"She's in love, and the world gets blurry
She makes mistakes, and she's in no hurry to grow up
'Cause grownups, they don't understand her
Well it's a big, big world out there, but she's not scared...
She finds hope in the strangest places
She reads her books, and she knows the faces
Of everyone that ever said she's alone
She knows every word to the saddest songs
And she sings along, though her friends all tell her
That she can't sing...
She's eighteen, much too young
To know what a kiss like that would mean
But her lips, they were no stranger to the touch
And she likes it way too much."
--Mayday Parade, So Far Away

Saturday, September 30, 2006

As requested... lol.

At the request of a fellow blogger, I'd like to take this time to discuss a certain teacher of mine who had an intense influence on the way I think today. Not only because he requested it, but because I'm thinking about thinking and it's making my head hurt, so I want to type it out.

All too often, teachers are useless. They spend more time teaching students worthless information that simply goes through my head, instead of teaching us life.

That should be a class. Life.

Well, we came pretty damn close in my eighth grade SAGE history class. It wasn't history (well, it was, but whatever). It was more. We were expected to actually use our brains, instead of just writing boring dates on paper. I learned a lot about the real world, and the areas of study that I was once blind to are now clear.

He told us what it meant to be abused by government, and how to live in reality. I'm sick of teachers telling kids a bunch of lies about happy little politicians that prance around and write constitutions in their spare time. They also tell us that dreams always come true, and I can tell you firsthand that they don't. If they did, I'd be living in a much bigger house in a different country and not attending school...

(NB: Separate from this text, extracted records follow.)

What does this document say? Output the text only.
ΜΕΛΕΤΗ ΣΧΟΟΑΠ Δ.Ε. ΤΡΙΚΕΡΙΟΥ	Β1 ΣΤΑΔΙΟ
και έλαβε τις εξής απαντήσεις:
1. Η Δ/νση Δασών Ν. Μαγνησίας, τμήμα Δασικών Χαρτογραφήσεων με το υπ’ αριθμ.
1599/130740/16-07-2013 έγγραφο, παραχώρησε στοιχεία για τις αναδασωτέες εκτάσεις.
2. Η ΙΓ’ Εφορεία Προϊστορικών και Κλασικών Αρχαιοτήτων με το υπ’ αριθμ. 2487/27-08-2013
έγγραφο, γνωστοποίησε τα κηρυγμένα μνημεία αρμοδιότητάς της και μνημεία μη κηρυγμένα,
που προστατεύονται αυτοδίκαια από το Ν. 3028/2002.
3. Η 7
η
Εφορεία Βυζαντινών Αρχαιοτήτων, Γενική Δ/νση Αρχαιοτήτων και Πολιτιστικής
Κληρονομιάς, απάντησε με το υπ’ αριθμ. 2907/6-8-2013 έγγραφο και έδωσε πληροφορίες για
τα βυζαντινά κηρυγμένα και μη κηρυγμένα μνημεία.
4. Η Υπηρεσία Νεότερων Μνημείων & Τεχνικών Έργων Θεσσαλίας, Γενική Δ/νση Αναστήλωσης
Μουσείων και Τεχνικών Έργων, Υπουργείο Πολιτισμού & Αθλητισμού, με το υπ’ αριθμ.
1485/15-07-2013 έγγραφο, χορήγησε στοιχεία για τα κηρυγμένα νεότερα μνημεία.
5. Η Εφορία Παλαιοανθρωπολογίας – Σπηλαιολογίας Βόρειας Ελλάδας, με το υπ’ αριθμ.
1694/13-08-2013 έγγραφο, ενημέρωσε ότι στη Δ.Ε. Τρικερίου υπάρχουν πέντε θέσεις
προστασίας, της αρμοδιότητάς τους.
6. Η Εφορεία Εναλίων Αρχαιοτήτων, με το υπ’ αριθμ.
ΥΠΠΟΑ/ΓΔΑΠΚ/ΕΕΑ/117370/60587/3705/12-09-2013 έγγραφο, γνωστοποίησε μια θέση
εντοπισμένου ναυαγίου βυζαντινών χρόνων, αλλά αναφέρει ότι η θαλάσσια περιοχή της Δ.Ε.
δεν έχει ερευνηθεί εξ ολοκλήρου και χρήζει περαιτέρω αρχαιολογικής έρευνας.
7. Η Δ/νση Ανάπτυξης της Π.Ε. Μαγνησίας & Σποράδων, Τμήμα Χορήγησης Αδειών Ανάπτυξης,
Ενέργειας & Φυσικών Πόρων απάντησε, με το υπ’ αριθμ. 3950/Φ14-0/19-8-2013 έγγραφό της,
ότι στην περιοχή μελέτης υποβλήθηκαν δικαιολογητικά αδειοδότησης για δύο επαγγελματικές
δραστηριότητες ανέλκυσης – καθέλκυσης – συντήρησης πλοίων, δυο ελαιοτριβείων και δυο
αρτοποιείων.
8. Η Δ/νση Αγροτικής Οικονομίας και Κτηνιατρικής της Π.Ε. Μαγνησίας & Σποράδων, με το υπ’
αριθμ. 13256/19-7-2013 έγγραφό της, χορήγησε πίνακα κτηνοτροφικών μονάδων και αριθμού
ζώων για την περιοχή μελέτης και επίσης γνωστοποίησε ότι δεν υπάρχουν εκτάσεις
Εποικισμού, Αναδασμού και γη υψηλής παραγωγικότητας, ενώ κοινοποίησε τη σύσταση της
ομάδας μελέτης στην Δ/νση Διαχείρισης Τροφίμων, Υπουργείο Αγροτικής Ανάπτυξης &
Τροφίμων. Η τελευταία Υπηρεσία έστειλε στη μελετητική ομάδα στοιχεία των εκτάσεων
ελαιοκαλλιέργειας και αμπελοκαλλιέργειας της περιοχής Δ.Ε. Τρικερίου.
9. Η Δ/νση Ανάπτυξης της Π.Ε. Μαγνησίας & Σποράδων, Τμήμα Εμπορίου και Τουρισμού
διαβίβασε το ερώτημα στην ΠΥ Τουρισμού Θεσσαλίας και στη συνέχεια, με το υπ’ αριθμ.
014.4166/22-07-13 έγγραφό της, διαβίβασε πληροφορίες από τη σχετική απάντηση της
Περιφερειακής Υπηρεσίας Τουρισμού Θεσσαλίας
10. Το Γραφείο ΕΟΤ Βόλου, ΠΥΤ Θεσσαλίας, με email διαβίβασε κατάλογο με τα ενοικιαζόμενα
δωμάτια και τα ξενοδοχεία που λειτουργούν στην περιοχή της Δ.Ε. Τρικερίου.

Anyway, Life. It should be a class. Mr. C, keep it up. Teach them Life. Teach those blind little junior high kids Life. They need it. I did, and I'm glad today I know how to think the way I do.

Thinking about thinking. It's what I love to do. I think of how I think of how I think. Wow. My mind hurts. That could be from the music I'm blaring, though.

I've said enough, don't you think? But then again, if I typed everything that ran through my head, you'd be reading for a century or two...

Here's to the truth
Abigail<3

1 comment:

Anonymous said...

Good students make good teachers also.